Remainers will undoubtedly point to the environmentalist groups which have come out in favour of the EU as evidence the UK's marine life is better off if we stay inside the EU. They will of course fail to mention the millions of £s the EU pumps into these groups on our behalf. We are not suggesting Greenpeace and other groups have been 'bought off' by the EU, but they should be honest to the Great British Public and declare the fact they have a financial interest in Britain voting to Remain. It is true the UK government also gives money to various charities and campaign groups, and there is a case for taxpayer-funded campaigns. However it should be up to British taxpayers to decide where their money is spent, and if they feel the government is misspending and wasting their money, they can remove those responsible in a general election. The European Commission which runs the EU is not elected. The UK's own European Commissioner, Lord Hill, has never held an elected position in his life. It is therefore impossible for the Great British Public to have a say. The unelected and unaccountable nature of the EU ensures these funding deals are not transparent, meaning we do not know the conditions the charities had to agree to in order to receive the cash. All of this means the charities and groups which receive money from the EU are compromised and should not enter into the referendum debate.

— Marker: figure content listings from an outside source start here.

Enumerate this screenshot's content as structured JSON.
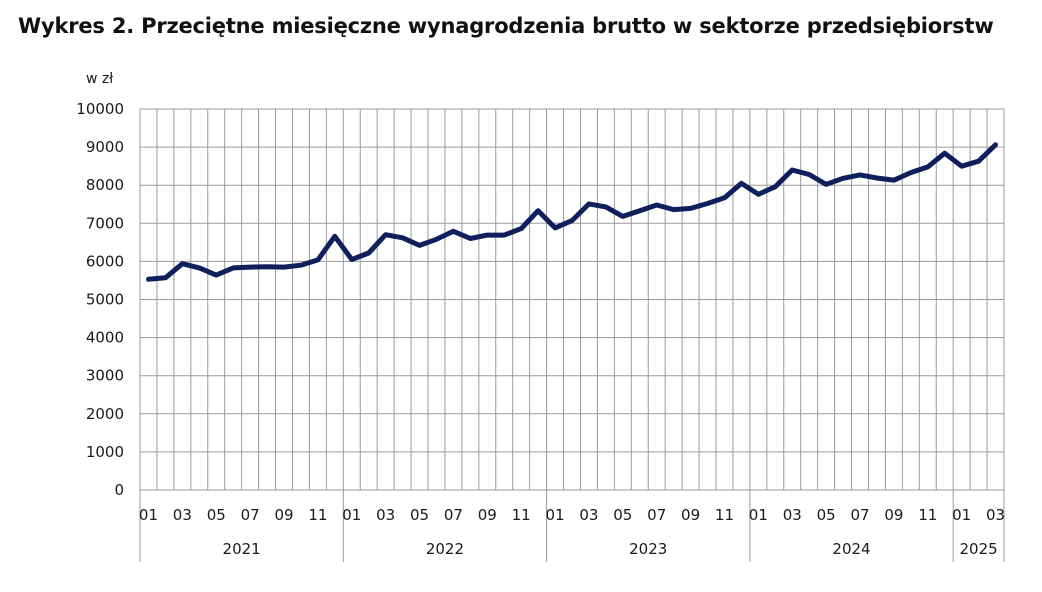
{
  "title": "Wykres 2. Przeciętne miesięczne wynagrodzenia brutto w sektorze przedsiębiorstw",
  "chart_data": {
    "type": "line",
    "unit_label": "w zł",
    "ylim": [
      0,
      10000
    ],
    "y_ticks": [
      0,
      1000,
      2000,
      3000,
      4000,
      5000,
      6000,
      7000,
      8000,
      9000,
      10000
    ],
    "grid": true,
    "months": [
      "01",
      "02",
      "03",
      "04",
      "05",
      "06",
      "07",
      "08",
      "09",
      "10",
      "11",
      "12",
      "01",
      "02",
      "03",
      "04",
      "05",
      "06",
      "07",
      "08",
      "09",
      "10",
      "11",
      "12",
      "01",
      "02",
      "03",
      "04",
      "05",
      "06",
      "07",
      "08",
      "09",
      "10",
      "11",
      "12",
      "01",
      "02",
      "03",
      "04",
      "05",
      "06",
      "07",
      "08",
      "09",
      "10",
      "11",
      "12",
      "01",
      "02",
      "03"
    ],
    "month_labels": [
      "01",
      "",
      "03",
      "",
      "05",
      "",
      "07",
      "",
      "09",
      "",
      "11",
      "",
      "01",
      "",
      "03",
      "",
      "05",
      "",
      "07",
      "",
      "09",
      "",
      "11",
      "",
      "01",
      "",
      "03",
      "",
      "05",
      "",
      "07",
      "",
      "09",
      "",
      "11",
      "",
      "01",
      "",
      "03",
      "",
      "05",
      "",
      "07",
      "",
      "09",
      "",
      "11",
      "",
      "01",
      "",
      "03"
    ],
    "years": [
      {
        "label": "2021",
        "months": 12
      },
      {
        "label": "2022",
        "months": 12
      },
      {
        "label": "2023",
        "months": 12
      },
      {
        "label": "2024",
        "months": 12
      },
      {
        "label": "2025",
        "months": 3
      }
    ],
    "series": [
      {
        "color": "#0f1f5c",
        "values": [
          5530,
          5570,
          5940,
          5830,
          5640,
          5830,
          5850,
          5860,
          5850,
          5900,
          6040,
          6660,
          6050,
          6220,
          6700,
          6620,
          6420,
          6580,
          6790,
          6600,
          6690,
          6690,
          6860,
          7330,
          6880,
          7070,
          7510,
          7430,
          7180,
          7330,
          7480,
          7360,
          7390,
          7520,
          7670,
          8050,
          7760,
          7960,
          8400,
          8280,
          8020,
          8180,
          8270,
          8190,
          8130,
          8330,
          8480,
          8840,
          8500,
          8630,
          9060
        ]
      }
    ]
  }
}
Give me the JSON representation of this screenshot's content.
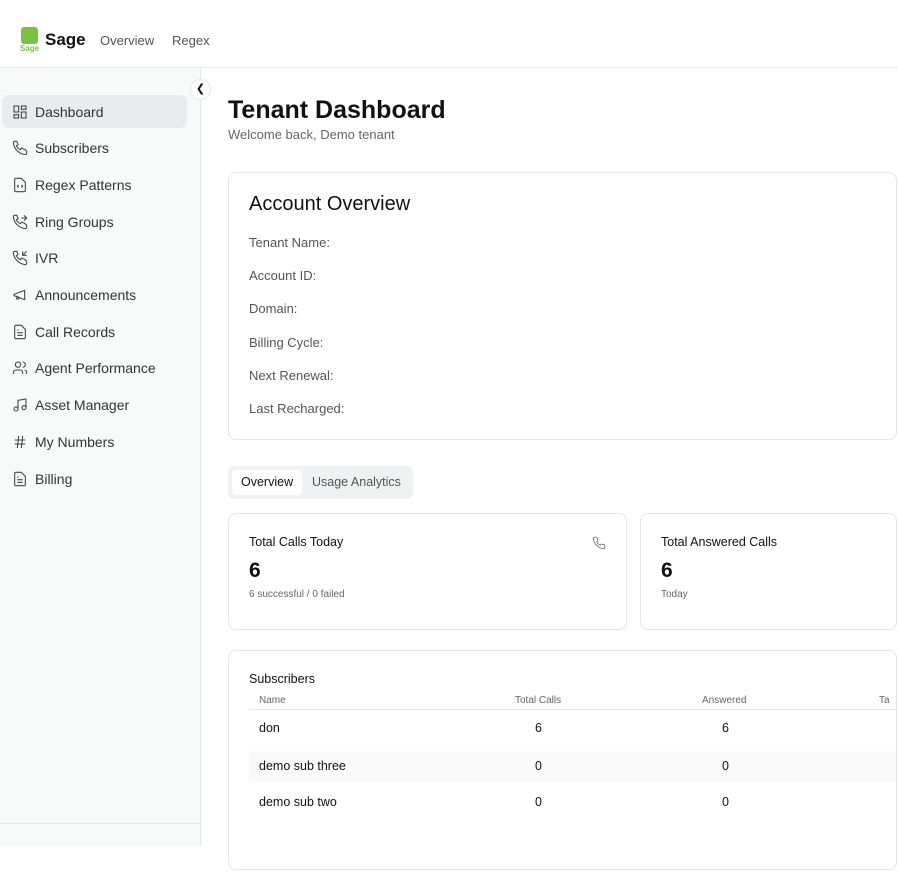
{
  "header": {
    "logo_text": "Sage",
    "brand": "Sage",
    "nav": [
      "Overview",
      "Regex"
    ]
  },
  "sidebar": {
    "items": [
      {
        "label": "Dashboard",
        "icon": "dashboard-icon"
      },
      {
        "label": "Subscribers",
        "icon": "phone-icon"
      },
      {
        "label": "Regex Patterns",
        "icon": "file-code-icon"
      },
      {
        "label": "Ring Groups",
        "icon": "phone-forward-icon"
      },
      {
        "label": "IVR",
        "icon": "phone-incoming-icon"
      },
      {
        "label": "Announcements",
        "icon": "megaphone-icon"
      },
      {
        "label": "Call Records",
        "icon": "file-text-icon"
      },
      {
        "label": "Agent Performance",
        "icon": "users-icon"
      },
      {
        "label": "Asset Manager",
        "icon": "music-icon"
      },
      {
        "label": "My Numbers",
        "icon": "hash-icon"
      },
      {
        "label": "Billing",
        "icon": "file-text-icon"
      }
    ]
  },
  "page": {
    "title": "Tenant Dashboard",
    "subtitle": "Welcome back, Demo tenant"
  },
  "account": {
    "title": "Account Overview",
    "fields": [
      "Tenant Name:",
      "Account ID:",
      "Domain:",
      "Billing Cycle:",
      "Next Renewal:",
      "Last Recharged:"
    ]
  },
  "tabs": [
    "Overview",
    "Usage Analytics"
  ],
  "stats": [
    {
      "label": "Total Calls Today",
      "value": "6",
      "sub": "6 successful / 0 failed"
    },
    {
      "label": "Total Answered Calls",
      "value": "6",
      "sub": "Today"
    }
  ],
  "subscribers": {
    "title": "Subscribers",
    "columns": [
      "Name",
      "Total Calls",
      "Answered",
      "Ta"
    ],
    "rows": [
      {
        "name": "don",
        "total": "6",
        "answered": "6"
      },
      {
        "name": "demo sub three",
        "total": "0",
        "answered": "0"
      },
      {
        "name": "demo sub two",
        "total": "0",
        "answered": "0"
      }
    ]
  },
  "colors": {
    "brand": "#7cc242",
    "active_bg": "#e9ebee"
  }
}
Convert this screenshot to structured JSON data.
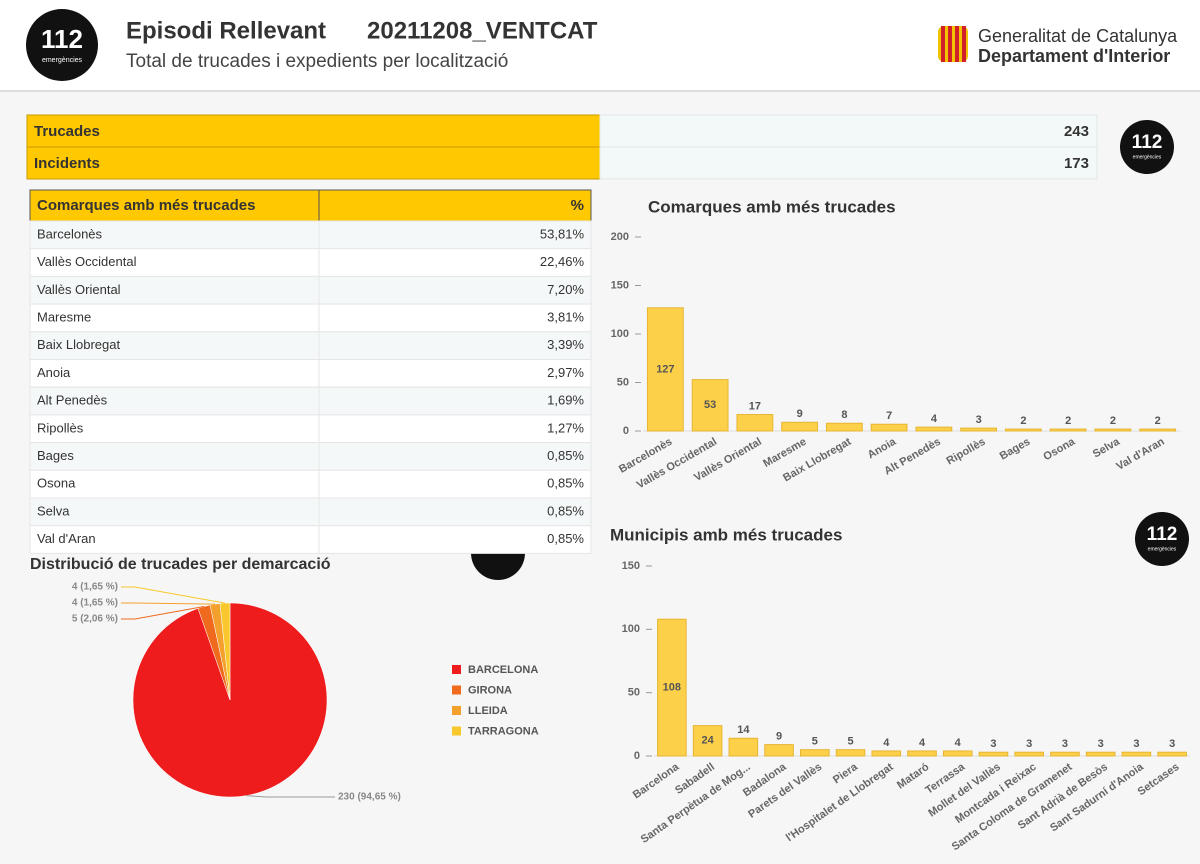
{
  "header": {
    "title": "Episodi Rellevant",
    "code": "20211208_VENTCAT",
    "subtitle": "Total de trucades i expedients per localització"
  },
  "logo": {
    "number": "112",
    "tag": "emergències"
  },
  "org": {
    "name": "Generalitat de Catalunya",
    "department": "Departament d'Interior"
  },
  "summary": {
    "rows": [
      [
        "Trucades",
        "243"
      ],
      [
        "Incidents",
        "173"
      ]
    ]
  },
  "table": {
    "header": [
      "Comarques amb més trucades",
      "%"
    ],
    "rows": [
      [
        "Barcelonès",
        "53,81%"
      ],
      [
        "Vallès Occidental",
        "22,46%"
      ],
      [
        "Vallès Oriental",
        "7,20%"
      ],
      [
        "Maresme",
        "3,81%"
      ],
      [
        "Baix Llobregat",
        "3,39%"
      ],
      [
        "Anoia",
        "2,97%"
      ],
      [
        "Alt Penedès",
        "1,69%"
      ],
      [
        "Ripollès",
        "1,27%"
      ],
      [
        "Bages",
        "0,85%"
      ],
      [
        "Osona",
        "0,85%"
      ],
      [
        "Selva",
        "0,85%"
      ],
      [
        "Val d'Aran",
        "0,85%"
      ]
    ]
  },
  "chart_data": [
    {
      "type": "bar",
      "title": "Comarques amb més trucades",
      "categories": [
        "Barcelonès",
        "Vallès Occidental",
        "Vallès Oriental",
        "Maresme",
        "Baix Llobregat",
        "Anoia",
        "Alt Penedès",
        "Ripollès",
        "Bages",
        "Osona",
        "Selva",
        "Val d'Aran"
      ],
      "values": [
        127,
        53,
        17,
        9,
        8,
        7,
        4,
        3,
        2,
        2,
        2,
        2
      ],
      "color": "#fdd04a",
      "ylim": [
        0,
        200
      ],
      "yticks": [
        0,
        50,
        100,
        150,
        200
      ]
    },
    {
      "type": "bar",
      "title": "Municipis amb més trucades",
      "categories": [
        "Barcelona",
        "Sabadell",
        "Santa Perpètua de Mog...",
        "Badalona",
        "Parets del Vallès",
        "Piera",
        "l'Hospitalet de Llobregat",
        "Mataró",
        "Terrassa",
        "Mollet del Vallès",
        "Montcada i Reixac",
        "Santa Coloma de Gramenet",
        "Sant Adrià de Besòs",
        "Sant Sadurní d'Anoia",
        "Setcases"
      ],
      "values": [
        108,
        24,
        14,
        9,
        5,
        5,
        4,
        4,
        4,
        3,
        3,
        3,
        3,
        3,
        3
      ],
      "color": "#fdd04a",
      "ylim": [
        0,
        150
      ],
      "yticks": [
        0,
        50,
        100,
        150
      ]
    },
    {
      "type": "pie",
      "title": "Distribució de trucades per demarcació",
      "categories": [
        "BARCELONA",
        "GIRONA",
        "LLEIDA",
        "TARRAGONA"
      ],
      "values": [
        230,
        5,
        4,
        4
      ],
      "value_labels": [
        "230 (94,65 %)",
        "5 (2,06 %)",
        "4 (1,65 %)",
        "4 (1,65 %)"
      ],
      "colors": [
        "#ee1c1c",
        "#f06a1e",
        "#f3a02c",
        "#f8c82c"
      ]
    }
  ]
}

Brexit would have several potential benefits for Britain's fishermen. It would restore the UK government's control over this important industry, allowing it to pursue a more environmentally-prudent policy and the regeneration of jobs for our fishermen. Under International Law the UK owns its own waters ensuring the British government would have a strong hand in further negotiations with the EU following Brexit. There would be a wide range of different options available to the UK, ranging from limiting the amount of time fishermen are allowed out at sea, to more radical solutions such as a ban on commercial fishing whilst compensating existing fishermen. It is clear the EU itself is highly resistant to change, and by the time it implements or adopts necessary reform it would clearly be too late for our own fishing industry. Norway, Iceland and Greenland all have highly successful fishing industries and they are all outside the EU. It is clear a Remain vote will destroy what is left of Britain's fishermen and our fish stocks; whilst a vote to Leave could lead to radical change which could help them both gradually recover. For all those who care about Britain's fishing industry, there is only one option - and this is to vote to Get Britain Out of the EU.